Ist ein Heimbewohner dement, wird er häufig hinter Bettgitter gelegt. Dabei ist die Praxis ganz unterschiedlich. Im Aargau gibt es laut einer Studie des kantonalen Gesundheitsdepartementes Heime, die hundert Prozent ihrer Bewohner hinter ein Bettgitter stecken. Andere Heime bringen überhaupt keine Bettgitter an.
«Solche Bettgitter sind gefährlich», sagt der ehemalige Zürcher Stadtarzt Albert Wettstein gegenüber der Rundschau. Eingesperrte Menschen können über das Gitter klettern und tief fallen. «Häufig gibt es einen Oberschenkelhalsbruch», so Wettstein.
Wettstein betreute eine Masterarbeit, die zeigt, dass 35 Prozent der Bewohner von Pflegeheimen in Zürich mit freiheitseinschränkenden Massnahmen leben müssen. Ausgewertet wurden 1800 Krankenakten von sieben Pflegezentren der Stadt Zürich.
Im grössten Demenzheim der Schweiz, der «Sonnweid» in Wetzikon, gibt es zwar 19 Bettgitter für die 150 Bewohner. Doch diese werden nur zurückhaltend eingesetzt. Heimleiter Michael Schmieder: «Wenn ein Bewohner das Gitter nicht will, nehmen wir es weg. Keiner soll sich eingesperrt fühlen.»
Das Heim «Luegenacher» in Rothrist sieht das anders. Die Rundschau berichtet über den Fall eines dementen Heimbewohners, der unglücklich war, weil ihn das Heim hinter Bettgitter sperrte. In Protokollen der Stationspfleger steht, der Bewohner schreie laut, wenn er nur in die Nähe seines Bettes komme. Er müsse mit drei Pflegern ins Bett gebracht werde. Dort rüttle er stundenlang am Gitter.

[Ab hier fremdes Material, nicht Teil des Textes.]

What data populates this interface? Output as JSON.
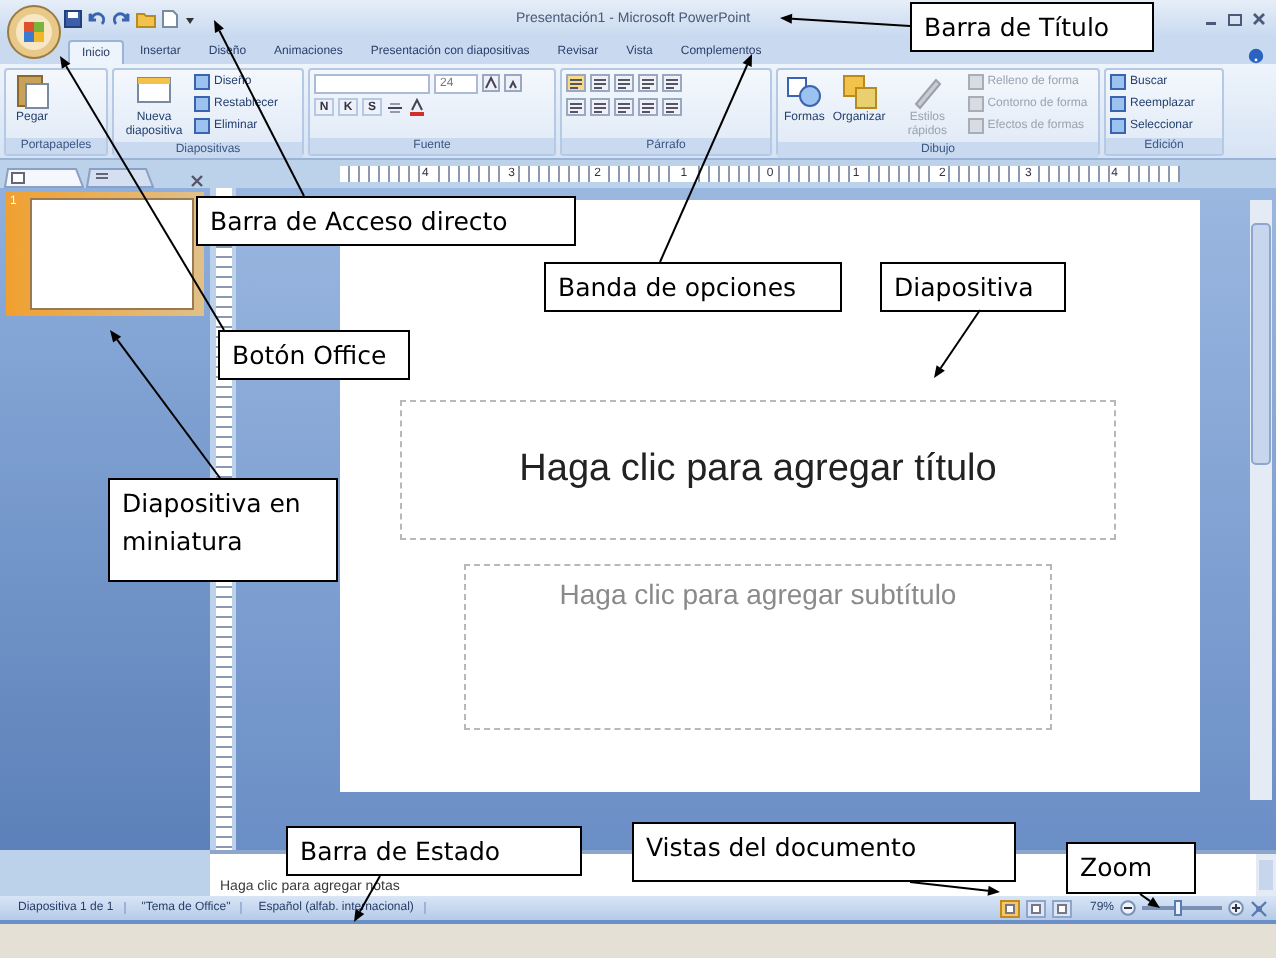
{
  "window": {
    "title": "Presentación1 - Microsoft PowerPoint"
  },
  "tabs": [
    {
      "label": "Inicio",
      "selected": true
    },
    {
      "label": "Insertar",
      "selected": false
    },
    {
      "label": "Diseño",
      "selected": false
    },
    {
      "label": "Animaciones",
      "selected": false
    },
    {
      "label": "Presentación con diapositivas",
      "selected": false
    },
    {
      "label": "Revisar",
      "selected": false
    },
    {
      "label": "Vista",
      "selected": false
    },
    {
      "label": "Complementos",
      "selected": false
    }
  ],
  "ribbon": [
    {
      "label": "Portapapeles",
      "items": [
        {
          "kind": "large",
          "label": "Pegar"
        }
      ]
    },
    {
      "label": "Diapositivas",
      "items": [
        {
          "kind": "large",
          "label": "Nueva diapositiva"
        },
        {
          "kind": "small",
          "label": "Diseño"
        },
        {
          "kind": "small",
          "label": "Restablecer"
        },
        {
          "kind": "small",
          "label": "Eliminar"
        }
      ]
    },
    {
      "label": "Fuente",
      "items": [
        {
          "kind": "fields",
          "value": "24"
        },
        {
          "kind": "letters",
          "letters": [
            "N",
            "K",
            "S"
          ]
        }
      ]
    },
    {
      "label": "Párrafo",
      "items": [
        {
          "kind": "iconrow"
        },
        {
          "kind": "iconrow"
        }
      ]
    },
    {
      "label": "Dibujo",
      "items": [
        {
          "kind": "large",
          "label": "Formas",
          "disabled": false
        },
        {
          "kind": "large",
          "label": "Organizar",
          "disabled": false
        },
        {
          "kind": "large",
          "label": "Estilos rápidos",
          "disabled": true
        },
        {
          "kind": "small",
          "label": "Relleno de forma",
          "disabled": true
        },
        {
          "kind": "small",
          "label": "Contorno de forma",
          "disabled": true
        },
        {
          "kind": "small",
          "label": "Efectos de formas",
          "disabled": true
        }
      ]
    },
    {
      "label": "Edición",
      "items": [
        {
          "kind": "small",
          "label": "Buscar"
        },
        {
          "kind": "small",
          "label": "Reemplazar"
        },
        {
          "kind": "small",
          "label": "Seleccionar"
        }
      ]
    }
  ],
  "ruler": [
    "4",
    "3",
    "2",
    "1",
    "0",
    "1",
    "2",
    "3",
    "4"
  ],
  "thumbnails": [
    {
      "number": "1",
      "selected": true
    }
  ],
  "slide": {
    "title": "Haga clic para agregar título",
    "subtitle": "Haga clic para agregar subtítulo"
  },
  "notes": {
    "placeholder": "Haga clic para agregar notas"
  },
  "status_bar": {
    "items": [
      "Diapositiva 1 de 1",
      "\"Tema de Office\"",
      "Español (alfab. internacional)"
    ],
    "views": [
      {
        "selected": true
      },
      {
        "selected": false
      },
      {
        "selected": false
      }
    ],
    "zoom": "79%",
    "zoom_slider": {
      "level": 0.45
    }
  },
  "callouts": [
    {
      "text": "Barra de Título"
    },
    {
      "text": "Barra de Acceso directo"
    },
    {
      "text": "Banda de opciones"
    },
    {
      "text": "Diapositiva"
    },
    {
      "text": "Botón Office"
    },
    {
      "text": "Diapositiva en miniatura"
    },
    {
      "text": "Barra de Estado"
    },
    {
      "text": "Vistas del documento"
    },
    {
      "text": "Zoom"
    }
  ]
}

Auch Zewidecken als Gefahr
Damit die dementen Bewohner nicht herausfallen und stürzen, werden sie zusätzlich in sogenannte Zewidecken gesteckt. Das sind Fixleintücher, unter denen sich die Bewohner nicht mehr befreien können. Die Zwangsdecken stellen nicht nur einen Schutz dar, sondern können gleichzeitig eine Gefahr sein. Im Protokoll des Pflegeheimes «Luegenacher» in Rothrist steht, ein Bewohner habe sich in der Decke verstrickt und drohe zu ersticken.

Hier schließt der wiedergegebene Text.